Je crois cependant que la majorité des gens pense autrement car, jusqu’à présent, personne ne peut imaginer ce que de tels changements pourraient entraîner, y compris en Europe où nous vivons. Si la glace fond réellement, elle fondra le long du courant arctique dans la partie sud de l’océan Arctique et alors nous serons victimes de terribles changements. Sur la photo suivante, vous pouvez voir un exemple typique de changement d’environnement dans l’Arctique. La côte arctique est très variable, elle peut être stable ou alors très dynamique. Sur cette autre photo, prise en Sibérie, on aperçoit d’énormes blocs de glace qui ont commencé à fondre depuis environ deux ans.

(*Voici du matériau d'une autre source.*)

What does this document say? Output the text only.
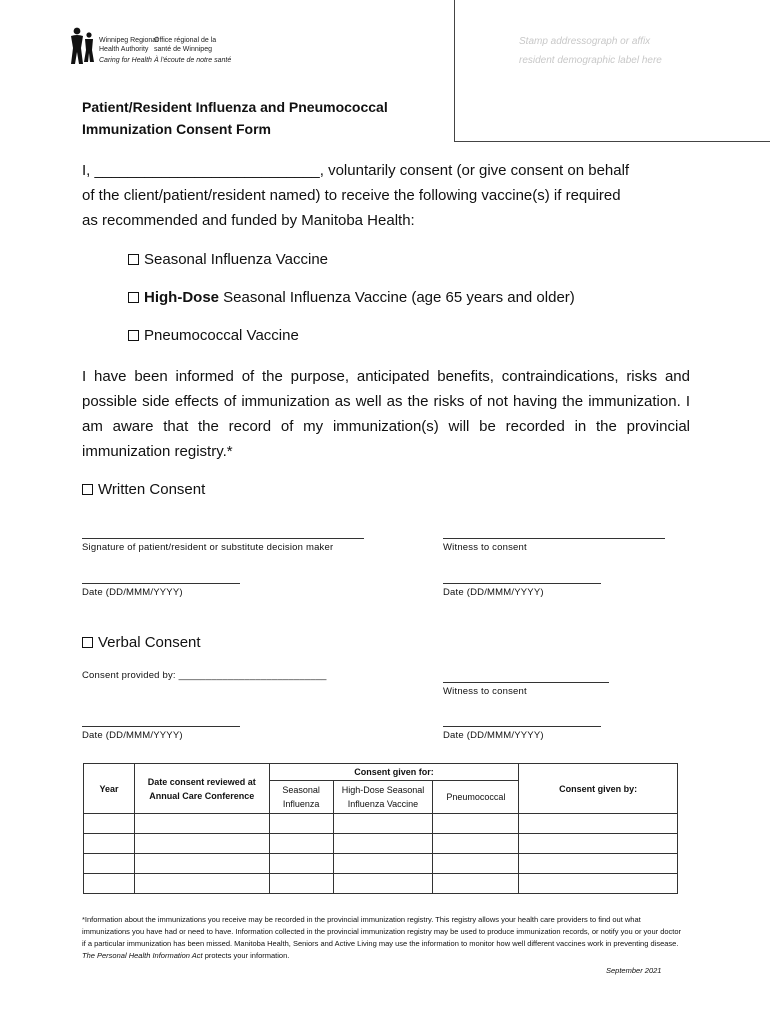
Winnipeg Regional
Health Authority
Caring for Health
Office régional de la
santé de Winnipeg
À l'écoute de notre santé
Stamp addressograph or affix
resident demographic label here
Patient/Resident Influenza and Pneumococcal
Immunization Consent Form
I, ___________________________, voluntarily consent (or give consent on behalf
of the client/patient/resident named) to receive the following vaccine(s) if required
as recommended and funded by Manitoba Health:
Seasonal Influenza Vaccine
High-Dose Seasonal Influenza Vaccine (age 65 years and older)
Pneumococcal Vaccine
I have been informed of the purpose, anticipated benefits, contraindications, risks and possible side effects of immunization as well as the risks of not having the immunization. I am aware that the record of my immunization(s) will be recorded in the provincial immunization registry.*
Written Consent
Signature of patient/resident or substitute decision maker	Witness to consent
Date (DD/MMM/YYYY)	Date (DD/MMM/YYYY)
Verbal Consent
Consent provided by: ___________________________
Witness to consent
Date (DD/MMM/YYYY)	Date (DD/MMM/YYYY)
Year	Date consent reviewed at Annual Care Conference	Consent given for:			Consent given by:
		Seasonal Influenza	High-Dose Seasonal Influenza Vaccine	Pneumococcal	

*Information about the immunizations you receive may be recorded in the provincial immunization registry. This registry allows your health care providers to find out what immunizations you have had or need to have. Information collected in the provincial immunization registry may be used to produce immunization records, or notify you or your doctor if a particular immunization has been missed. Manitoba Health, Seniors and Active Living may use the information to monitor how well different vaccines work in preventing disease. The Personal Health Information Act protects your information.
September 2021
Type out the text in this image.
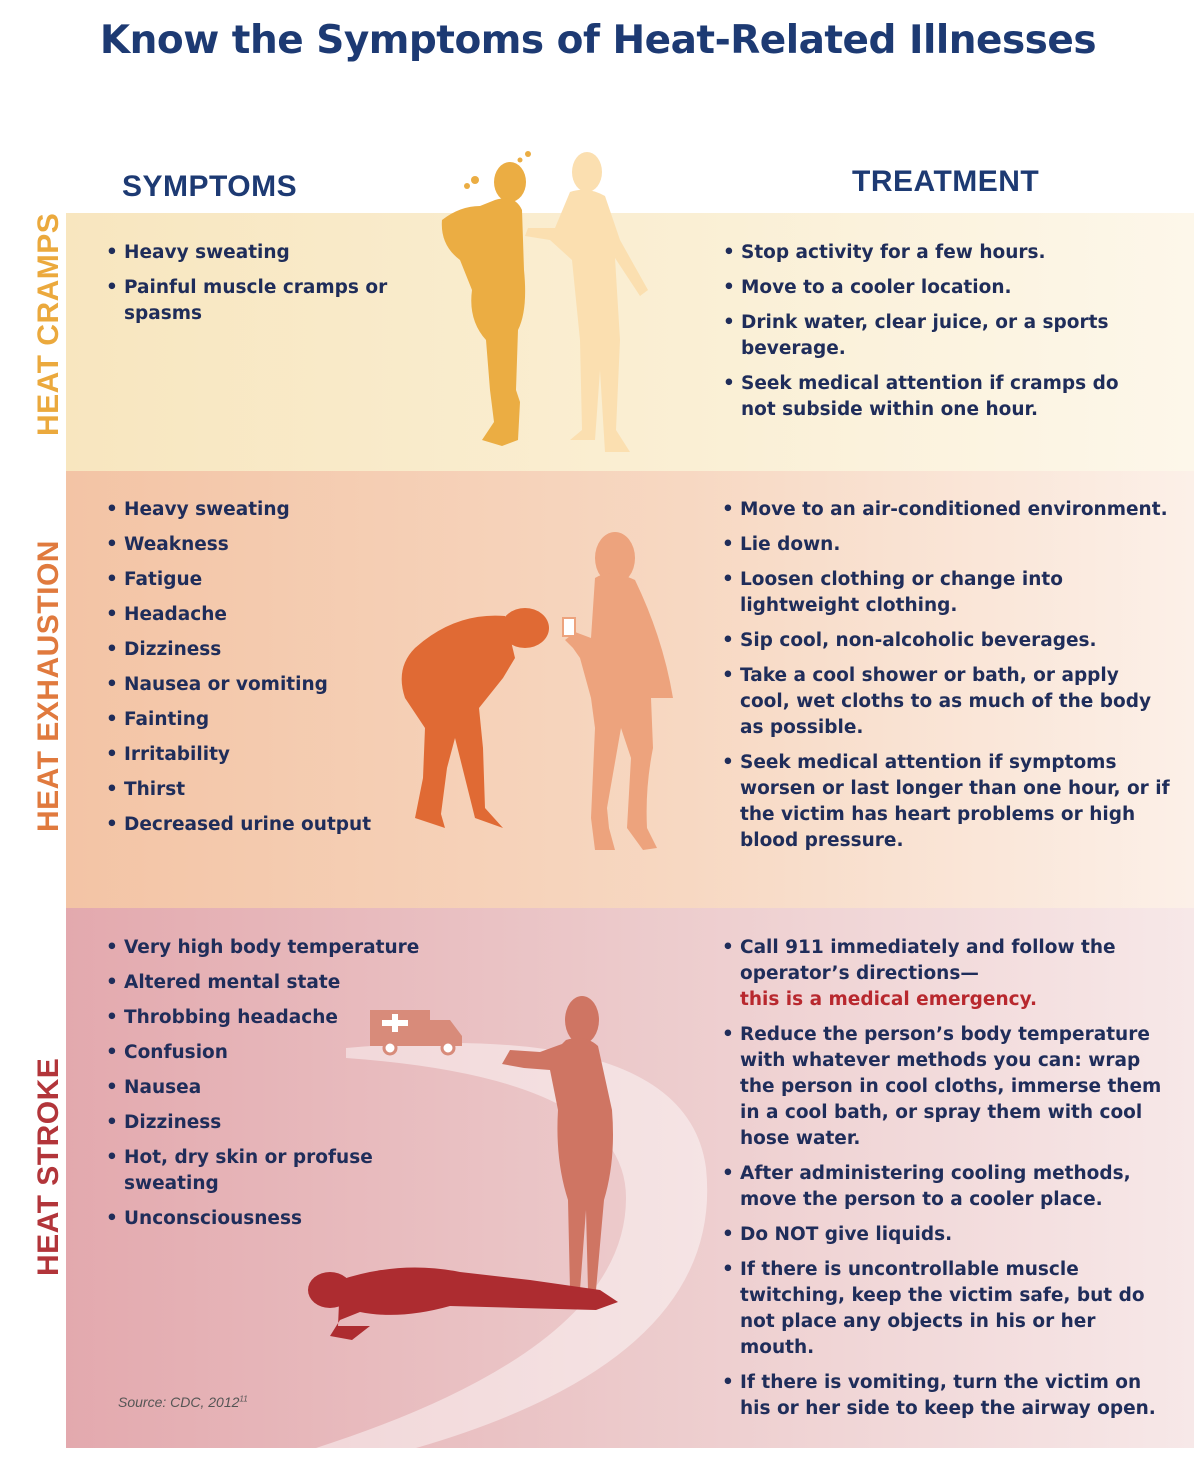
Know the Symptoms of Heat-Related Illnesses
SYMPTOMS	TREATMENT
HEAT CRAMPS
HEAT EXHAUSTION
HEAT STROKE
• Heavy sweating
• Painful muscle cramps or spasms
• Stop activity for a few hours.
• Move to a cooler location.
• Drink water, clear juice, or a sports beverage.
• Seek medical attention if cramps do not subside within one hour.
• Heavy sweating
• Weakness
• Fatigue
• Headache
• Dizziness
• Nausea or vomiting
• Fainting
• Irritability
• Thirst
• Decreased urine output
• Move to an air-conditioned environment.
• Lie down.
• Loosen clothing or change into lightweight clothing.
• Sip cool, non-alcoholic beverages.
• Take a cool shower or bath, or apply cool, wet cloths to as much of the body as possible.
• Seek medical attention if symptoms worsen or last longer than one hour, or if the victim has heart problems or high blood pressure.
• Very high body temperature
• Altered mental state
• Throbbing headache
• Confusion
• Nausea
• Dizziness
• Hot, dry skin or profuse sweating
• Unconsciousness
• Call 911 immediately and follow the operator’s directions—
this is a medical emergency.
• Reduce the person’s body temperature with whatever methods you can: wrap the person in cool cloths, immerse them in a cool bath, or spray them with cool hose water.
• After administering cooling methods, move the person to a cooler place.
• Do NOT give liquids.
• If there is uncontrollable muscle twitching, keep the victim safe, but do not place any objects in his or her mouth.
• If there is vomiting, turn the victim on his or her side to keep the airway open.
Source: CDC, 2012$^{11}$
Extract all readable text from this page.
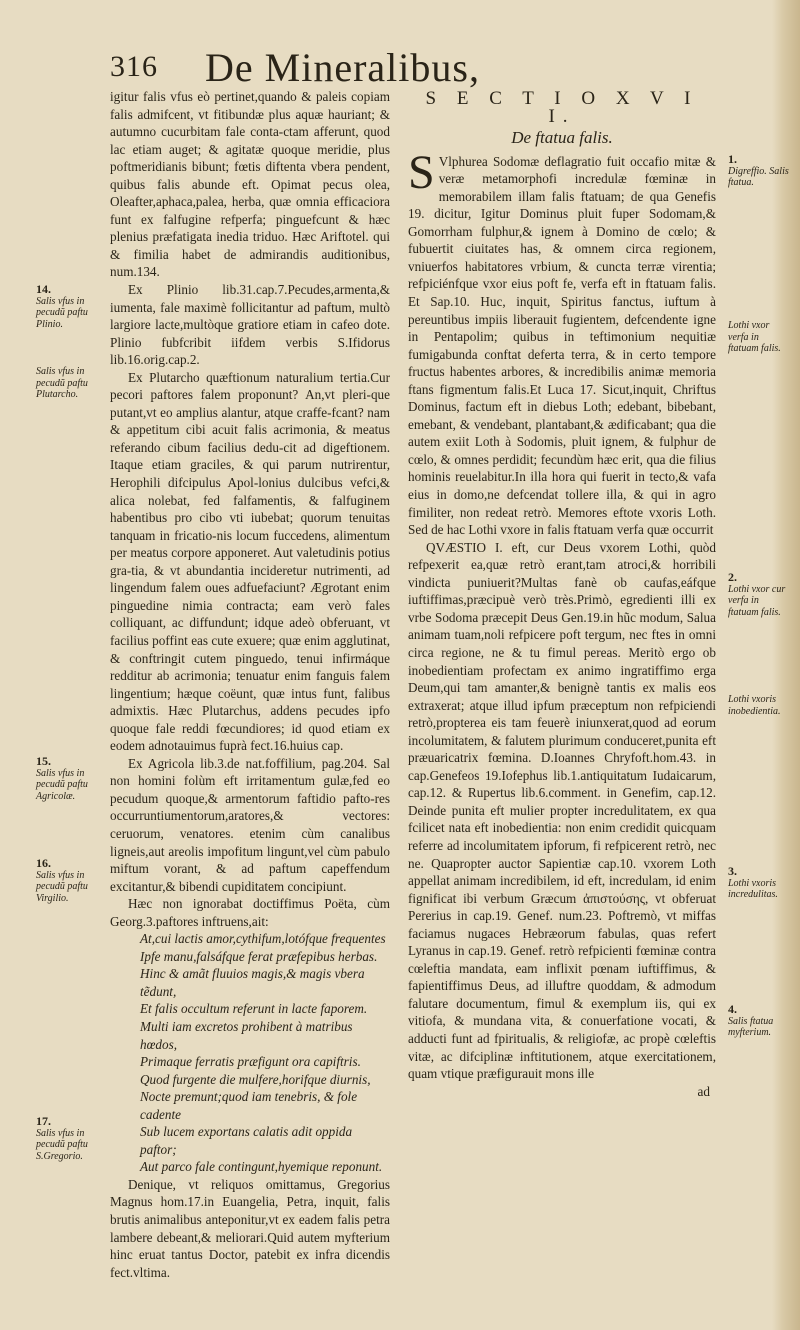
316 De Mineralibus,

igitur falis vfus eò pertinet,quando & paleis copiam falis admifcent, vt fitibundæ plus aquæ hauriant; & autumno cucurbitam fale conta-ctam afferunt, quod lac etiam auget; & agitatæ quoque meridie, plus poftmeridianis bibunt; fœtis diftenta vbera pendent, quibus falis abunde eft. Opimat pecus olea, Oleafter,aphaca,palea, herba, quæ omnia efficaciora funt ex falfugine refperfa; pinguefcunt & hæc plenius præfatigata inedia triduo. Hæc Ariftotel. qui & fimilia habet de admirandis auditionibus, num.134.

Ex Plinio lib.31.cap.7.Pecudes,armenta,& iumenta, fale maximè follicitantur ad paftum, multò largiore lacte,multòque gratiore etiam in cafeo dote. Plinio fubfcribit iifdem verbis S.Ifidorus lib.16.orig.cap.2.

Ex Plutarcho quæftionum naturalium tertia.Cur pecori paftores falem proponunt? An,vt pleri-que putant,vt eo amplius alantur, atque craffe-fcant? nam & appetitum cibi acuit falis acrimonia, & meatus referando cibum facilius dedu-cit ad digeftionem. Itaque etiam graciles, & qui parum nutrirentur, Herophili difcipulus Apol-lonius dulcibus vefci,& alica nolebat, fed falfamentis, & falfuginem habentibus pro cibo vti iubebat; quorum tenuitas tanquam in fricatio-nis locum fuccedens, alimentum per meatus corpore apponeret. Aut valetudinis potius gra-tia, & vt abundantia incideretur nutrimenti, ad lingendum falem oues adfuefaciunt? Ægrotant enim pinguedine nimia contracta; eam verò fales colliquant, ac diffundunt; idque adeò obferuant, vt facilius poffint eas cute exuere; quæ enim agglutinat, & conftringit cutem pinguedo, tenui infirmáque redditur ab acrimonia; tenuatur enim fanguis falem lingentium; hæque coëunt, quæ intus funt, falibus admixtis. Hæc Plutarchus, addens pecudes ipfo quoque fale reddi fœcundiores; id quod etiam ex eodem adnotauimus fuprà fect.16.huius cap.

Ex Agricola lib.3.de nat.foffilium, pag.204. Sal non homini folùm eft irritamentum gulæ,fed eo pecudum quoque,& armentorum faftidio pafto-res occurruntiumentorum,aratores,& vectores: ceruorum, venatores. etenim cùm canalibus ligneis,aut areolis impofitum lingunt,vel cùm pabulo miftum vorant, & ad paftum capeffendum excitantur,& bibendi cupiditatem concipiunt.

Hæc non ignorabat doctiffimus Poëta, cùm Georg.3.paftores inftruens,ait:

At,cui lactis amor,cythifum,lotófque frequentes

Ipfe manu,falsáfque ferat præfepibus herbas.

Hinc & amãt fluuios magis,& magis vbera tẽdunt,

Et falis occultum referunt in lacte faporem.

Multi iam excretos prohibent à matribus hœdos,

Primaque ferratis præfigunt ora capiftris.

Quod furgente die mulfere,horifque diurnis,

Nocte premunt;quod iam tenebris, & fole cadente

Sub lucem exportans calatis adit oppida paftor;

Aut parco fale contingunt,hyemique reponunt.

Denique, vt reliquos omittamus, Gregorius Magnus hom.17.in Euangelia, Petra, inquit, falis brutis animalibus anteponitur,vt ex eadem falis petra lambere debeant,& meliorari.Quid autem myfterium hinc eruat tantus Doctor, patebit ex infra dicendis fect.vltima.

S E C T I O X V I I.
De ftatua falis.

S Vlphurea Sodomæ deflagratio fuit occafio mitæ & veræ metamorphofi incredulæ fœminæ in memorabilem illam falis ftatuam; de qua Genefis 19. dicitur, Igitur Dominus pluit fuper Sodomam,& Gomorrham fulphur,& ignem à Domino de cœlo; & fubuertit ciuitates has, & omnem circa regionem, vniuerfos habitatores vrbium, & cuncta terræ virentia; refpiciénfque vxor eius poft fe, verfa eft in ftatuam falis. Et Sap.10. Huc, inquit, Spiritus fanctus, iuftum à pereuntibus impiis liberauit fugientem, defcendente igne in Pentapolim; quibus in teftimonium nequitiæ fumigabunda conftat deferta terra, & in certo tempore fructus habentes arbores, & incredibilis animæ memoria ftans figmentum falis.Et Luca 17. Sicut,inquit, Chriftus Dominus, factum eft in diebus Loth; edebant, bibebant, emebant, & vendebant, plantabant,& ædificabant; qua die autem exiit Loth à Sodomis, pluit ignem, & fulphur de cœlo, & omnes perdidit; fecundùm hæc erit, qua die filius hominis reuelabitur.In illa hora qui fuerit in tecto,& vafa eius in domo,ne defcendat tollere illa, & qui in agro fimiliter, non redeat retrò. Memores eftote vxoris Loth. Sed de hac Lothi vxore in falis ftatuam verfa quæ occurrit

QVÆSTIO I. eft, cur Deus vxorem Lothi, quòd refpexerit ea,quæ retrò erant,tam atroci,& horribili vindicta puniuerit?Multas fanè ob caufas,eáfque iuftiffimas,præcipuè verò très.Primò, egredienti illi ex vrbe Sodoma præcepit Deus Gen.19.in hũc modum, Salua animam tuam,noli refpicere poft tergum, nec ftes in omni circa regione, ne & tu fimul pereas. Meritò ergo ob inobedientiam profectam ex animo ingratiffimo erga Deum,qui tam amanter,& benignè tantis ex malis eos extraxerat; atque illud ipfum præceptum non refpiciendi retrò,propterea eis tam feuerè iniunxerat,quod ad eorum incolumitatem, & falutem plurimum conduceret,punita eft præuaricatrix fœmina. D.Ioannes Chryfoft.hom.43. in cap.Genefeos 19.Iofephus lib.1.antiquitatum Iudaicarum, cap.12. & Rupertus lib.6.comment. in Genefim, cap.12. Deinde punita eft mulier propter incredulitatem, ex qua fcilicet nata eft inobedientia: non enim credidit quicquam referre ad incolumitatem ipforum, fi refpicerent retrò, nec ne. Quapropter auctor Sapientiæ cap.10. vxorem Loth appellat animam incredibilem, id eft, incredulam, id enim fignificat ibi verbum Græcum ἀπιστούσης, vt obferuat Pererius in cap.19. Genef. num.23. Poftremò, vt miffas faciamus nugaces Hebræorum fabulas, quas refert Lyranus in cap.19. Genef. retrò refpicienti fœminæ contra cœleftia mandata, eam inflixit pœnam iuftiffimus, & fapientiffimus Deus, ad illuftre quoddam, & admodum falutare documentum, fimul & exemplum iis, qui ex vitiofa, & mundana vita, & conuerfatione vocati, & adducti funt ad fpiritualis, & religiofæ, ac propè cœleftis vitæ, ac difciplinæ inftitutionem, atque exercitationem, quam vtique præfigurauit mons ille

ad

14.
Salis vfus in pecudũ paftu Plinio.
Salis vfus in pecudũ paftu Plutarcho.
15.
Salis vfus in pecudũ paftu Agricolæ.
16.
Salis vfus in pecudũ paftu Virgilio.
17.
Salis vfus in pecudũ paftu S.Gregorio.
1.
Digreffio. Salis ftatua.
Lothi vxor verfa in ftatuam falis.
2.
Lothi vxor cur verfa in ftatuam falis.
Lothi vxoris inobedientia.
3.
Lothi vxoris incredulitas.
4.
Salis ftatua myfterium.
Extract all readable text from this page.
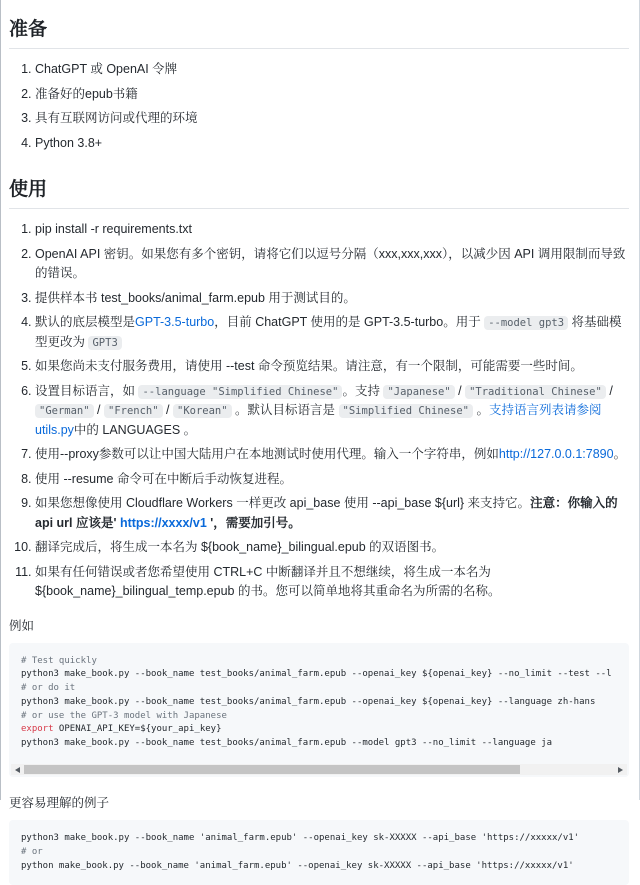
准备
1. ChatGPT 或 OpenAI 令牌
2. 准备好的epub书籍
3. 具有互联网访问或代理的环境
4. Python 3.8+
使用
1. pip install -r requirements.txt
2. OpenAI API 密钥。如果您有多个密钥，请将它们以逗号分隔（xxx,xxx,xxx），以减少因 API 调用限制而导致的错误。
3. 提供样本书 test_books/animal_farm.epub 用于测试目的。
4. 默认的底层模型是GPT-3.5-turbo，目前 ChatGPT 使用的是 GPT-3.5-turbo。用于 --model gpt3 将基础模型更改为 GPT3
5. 如果您尚未支付服务费用，请使用 --test 命令预览结果。请注意，有一个限制，可能需要一些时间。
6. 设置目标语言，如 --language "Simplified Chinese" 。支持 "Japanese" / "Traditional Chinese" / "German" / "French" / "Korean" 。默认目标语言是 "Simplified Chinese" 。支持语言列表请参阅utils.py中的 LANGUAGES 。
7. 使用--proxy参数可以让中国大陆用户在本地测试时使用代理。输入一个字符串，例如http://127.0.0.1:7890。
8. 使用 --resume 命令可在中断后手动恢复进程。
9. 如果您想像使用 Cloudflare Workers 一样更改 api_base 使用 --api_base ${url} 来支持它。注意：你输入的api url 应该是' https://xxxx/v1 '，需要加引号。
10. 翻译完成后，将生成一本名为 ${book_name}_bilingual.epub 的双语图书。
11. 如果有任何错误或者您希望使用 CTRL+C 中断翻译并且不想继续，将生成一本名为 ${book_name}_bilingual_temp.epub 的书。您可以简单地将其重命名为所需的名称。

例如

# Test quickly
python3 make_book.py --book_name test_books/animal_farm.epub --openai_key ${openai_key} --no_limit --test --l
# or do it
python3 make_book.py --book_name test_books/animal_farm.epub --openai_key ${openai_key} --language zh-hans
# or use the GPT-3 model with Japanese
export OPENAI_API_KEY=${your_api_key}
python3 make_book.py --book_name test_books/animal_farm.epub --model gpt3 --no_limit --language ja

更容易理解的例子

python3 make_book.py --book_name 'animal_farm.epub' --openai_key sk-XXXXX --api_base 'https://xxxxx/v1'
# or
python make_book.py --book_name 'animal_farm.epub' --openai_key sk-XXXXX --api_base 'https://xxxxx/v1'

A l’intérieur du permafrost de l’océan Arctique se trouvent de grandes poches de méthane ou d’hydrate de gaz. La disparition de ces poches de méthane et l’éventualité qu’elles se mêlent aux gaz à effet de serre et à l’atmosphère demeurent un phénomène encore inconnu mais qui pourrait être significatif en cas de changements climatiques. Pour information, ces blocs de glace mesurent 30 mètres de hauteur. Pour l’instant, nous n’avons qu’une vague idée des émissions de méthane dans l’océan Arctique sibérien ou l’océan Arctique en général. En revanche, nous savons qu’il y a un nombre important de lacs en Sibérie, des lacs qui pourraient être comparés à des champs de riz en Chine. Depuis 1991, nous essayons de comprendre le système environnemental de l’océan Arctique sibérien en faisant de nombreuses expéditions dans cette région. Vous devez vous demander pourquoi l’Allemagne et la Russie investissent autant d’argent pour cette région si retirée. En effet, il faut compter trois semaines de navigation depuis Kiel pour atteindre cette région. La mer de Laptev est la source principale d’eau douce pour l’océan Arctique. Elle est aussi la plus grande usine à glace. Deux ans seront nécessaires à cette glace pour se déplacer vers les mers nordiques et influencer ainsi le climat en Europe. Que savons-nous de l’environnement actuel de la mer de Laptev ? Tout d’abord, la superficie de celle-ci est comparable à celle de la mer Baltique. Par contre, la profondeur d’eau n’excède pas 30 mètres. Le sud de la mer de Laptev est couvert de glace qui fond facilement et qui présente des blocs mesurant de 2,5 à 3 mètres de hauteur. Il y a une aire de mer libre qui est très importante pour la navigation sur la route maritime du nord. Il y a de la glace qui se déplace à travers l’océan Arctique. La circulation atmosphérique, la couche de glace et les rivières sont les mécanismes principaux qui affectent l’environnement moderne et le processus de transport entre les côtes que bordent la mer de Laptev et l’océan Arctique. Il y a aussi l’exemple du delta de la Lena à partir duquel toutes les grandes rivières de Sibérie se jettent dans l’océan Arctique.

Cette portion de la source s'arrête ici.